Grandma sniffed. “Memory on her like a bottomless bucket. Captain of a collier, he was, a coal ship—” She stopped and said briskly, “Josh, you need a tissue?”
He realized that tears were running down his nose and dropping onto his plate. He shook his head and leaned sideways to get a handkerchief out of his jeans pocket. What he pulled out was a paper napkin full of squashed applesauce muffin.
He didn’t say anything while Tucker told Elizabeth. He was all right until his mother’s eyes filled up with water and she said, “Oh, Josh! Dear, dear Semolina!” Then in one movement he was out of the hospital chair and onto the bed beside her, his head against her shoulder, crying wetness on her nightgown. She held him, her fingers tracing little circles on the back of his head. “Josh, I’m so sorry.”
Tucker said, “Danged chicken could have run off into the woods.”

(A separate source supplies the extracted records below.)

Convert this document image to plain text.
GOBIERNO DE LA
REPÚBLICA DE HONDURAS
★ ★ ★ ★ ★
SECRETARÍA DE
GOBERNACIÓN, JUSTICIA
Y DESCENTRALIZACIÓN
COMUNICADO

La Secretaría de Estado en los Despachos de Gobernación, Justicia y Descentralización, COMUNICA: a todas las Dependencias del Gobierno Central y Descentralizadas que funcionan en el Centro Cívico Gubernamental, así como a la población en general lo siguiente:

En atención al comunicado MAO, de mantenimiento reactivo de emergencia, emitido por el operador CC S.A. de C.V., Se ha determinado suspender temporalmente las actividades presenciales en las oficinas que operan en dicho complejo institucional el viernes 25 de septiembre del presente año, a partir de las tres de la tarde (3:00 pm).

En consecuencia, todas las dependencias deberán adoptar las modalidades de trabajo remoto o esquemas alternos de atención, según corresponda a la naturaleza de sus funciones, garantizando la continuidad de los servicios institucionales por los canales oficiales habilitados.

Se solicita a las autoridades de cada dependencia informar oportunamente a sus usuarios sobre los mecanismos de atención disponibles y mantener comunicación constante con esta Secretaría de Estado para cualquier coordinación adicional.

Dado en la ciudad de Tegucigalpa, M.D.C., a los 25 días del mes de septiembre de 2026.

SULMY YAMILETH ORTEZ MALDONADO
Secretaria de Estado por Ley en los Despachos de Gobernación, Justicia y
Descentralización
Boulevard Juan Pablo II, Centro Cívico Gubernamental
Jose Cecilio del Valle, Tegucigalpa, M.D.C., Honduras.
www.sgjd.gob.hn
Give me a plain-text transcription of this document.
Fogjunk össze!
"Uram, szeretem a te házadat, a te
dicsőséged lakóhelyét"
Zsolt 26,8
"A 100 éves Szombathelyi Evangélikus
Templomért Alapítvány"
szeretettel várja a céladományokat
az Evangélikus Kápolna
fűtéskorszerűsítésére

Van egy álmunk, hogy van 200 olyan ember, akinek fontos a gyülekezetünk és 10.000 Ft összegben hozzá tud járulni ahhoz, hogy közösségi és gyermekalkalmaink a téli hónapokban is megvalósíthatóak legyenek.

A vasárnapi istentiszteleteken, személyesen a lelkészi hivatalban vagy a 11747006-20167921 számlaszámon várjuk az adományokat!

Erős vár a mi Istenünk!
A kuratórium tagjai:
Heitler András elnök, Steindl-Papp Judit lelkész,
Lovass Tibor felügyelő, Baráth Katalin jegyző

Josh shook his head against his mother’s hand.
“You must be feeling very sad,” she said.
A voice in his head was yelling, It’s Grandma’s fault! Semolina’s gone because of Grandma! He might have said it out loud except that Tucker spoke first. “Probably no fox,” said Tucker. “She’s old. Animals do that. They know when their time comes and off they go, just themselves, to lay down in some quiet place.”
Again Josh shook his head.
Elizabeth massaged his scalp and the back of his neck, and her fingers felt as if they were a part of him. “I’ll tell you a secret, Josh. Sad always comes with happy. That’s true. Always. But sad is so big, we don’t see the happy thing.”